Day 4 Balancing Cost and Quality in FMware, Kirill Vasilevski
AI Summary
Balancing Cost and Quality in FM Deployments
Introduction
- Speaker: Kol, Applied AI Researcher
- Focus: Real-world considerations for deploying Foundation Models (FM).
Choosing the Correct Foundation Model (FM)
- Considerations in selecting FMs for software applications.
- Key factors:
- Cost vs. Quality: OpenAI, AWS, and other FMs can be expensive.
- Model capabilities and licensing.
- Various models available (700,000+ on Hugging Face).
Deploying FM with Firmware
- Techniques to reduce costs and improve decision-making.
Key Methods for FM Deployment
- Model Enhancement: Improving model performance through:
- Parameterization (fine-tuning, reinforcement learning with human feedback).
- Architectural methods (e.g., mixture of experts, prompt engineering).
- Outputs effectiveness requires tuning specific to each model and context.
- Synthesis: Combining outputs from multiple models to improve results.
- Example: Blender combines multiple outputs and ranks them.
- Computationally intensive, potentially high latency.
- Routing: Selecting models based on input:
- Predictive vs. Non-predictive routing.
- Non-predictive: Sequentially test models until satisfactory results.

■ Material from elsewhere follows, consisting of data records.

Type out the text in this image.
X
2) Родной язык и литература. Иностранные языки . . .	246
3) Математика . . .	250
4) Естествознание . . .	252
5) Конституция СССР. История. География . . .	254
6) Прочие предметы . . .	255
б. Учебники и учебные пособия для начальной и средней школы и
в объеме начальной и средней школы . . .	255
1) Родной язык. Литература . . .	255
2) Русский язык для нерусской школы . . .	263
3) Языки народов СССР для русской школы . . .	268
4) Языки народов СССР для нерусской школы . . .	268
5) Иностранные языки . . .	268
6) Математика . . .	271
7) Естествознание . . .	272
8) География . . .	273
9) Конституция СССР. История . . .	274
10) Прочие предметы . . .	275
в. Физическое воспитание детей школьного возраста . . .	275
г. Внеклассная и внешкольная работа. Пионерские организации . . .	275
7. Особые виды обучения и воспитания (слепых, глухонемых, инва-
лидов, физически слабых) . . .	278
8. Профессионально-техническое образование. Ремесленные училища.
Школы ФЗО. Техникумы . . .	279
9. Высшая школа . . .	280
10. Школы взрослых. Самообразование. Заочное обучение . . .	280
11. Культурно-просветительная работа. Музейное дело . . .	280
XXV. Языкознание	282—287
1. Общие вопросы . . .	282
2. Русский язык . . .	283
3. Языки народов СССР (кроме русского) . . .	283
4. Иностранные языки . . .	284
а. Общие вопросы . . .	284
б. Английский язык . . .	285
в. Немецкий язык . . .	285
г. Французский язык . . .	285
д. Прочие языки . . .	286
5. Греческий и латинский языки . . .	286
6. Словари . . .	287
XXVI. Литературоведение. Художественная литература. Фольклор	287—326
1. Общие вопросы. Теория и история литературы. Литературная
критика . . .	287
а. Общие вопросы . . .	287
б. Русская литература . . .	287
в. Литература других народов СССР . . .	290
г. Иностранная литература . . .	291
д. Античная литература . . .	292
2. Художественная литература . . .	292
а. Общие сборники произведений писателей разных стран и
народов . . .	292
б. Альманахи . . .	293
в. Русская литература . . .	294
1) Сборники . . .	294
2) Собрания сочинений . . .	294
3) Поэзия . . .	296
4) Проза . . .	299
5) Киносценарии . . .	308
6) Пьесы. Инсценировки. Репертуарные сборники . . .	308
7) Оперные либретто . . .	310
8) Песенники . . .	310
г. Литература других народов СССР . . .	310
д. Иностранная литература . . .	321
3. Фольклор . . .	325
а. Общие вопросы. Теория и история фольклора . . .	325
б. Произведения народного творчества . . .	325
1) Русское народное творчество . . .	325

- Predictive: Choose a model based on input characteristics, saving initial inference costs.
Challenges in Deployment
- Reliance on the quality of training datasets for classifiers.
- Complexity of updating models and the need for retraining.
- Achieving good generalization across different tasks.
Conclusion
- Mix and match methods for optimal model deployment.
- No one-size-fits-all solution; considerations vary based on application and environment.
- Treat FM as a black box to optimize outputs while maintaining quality.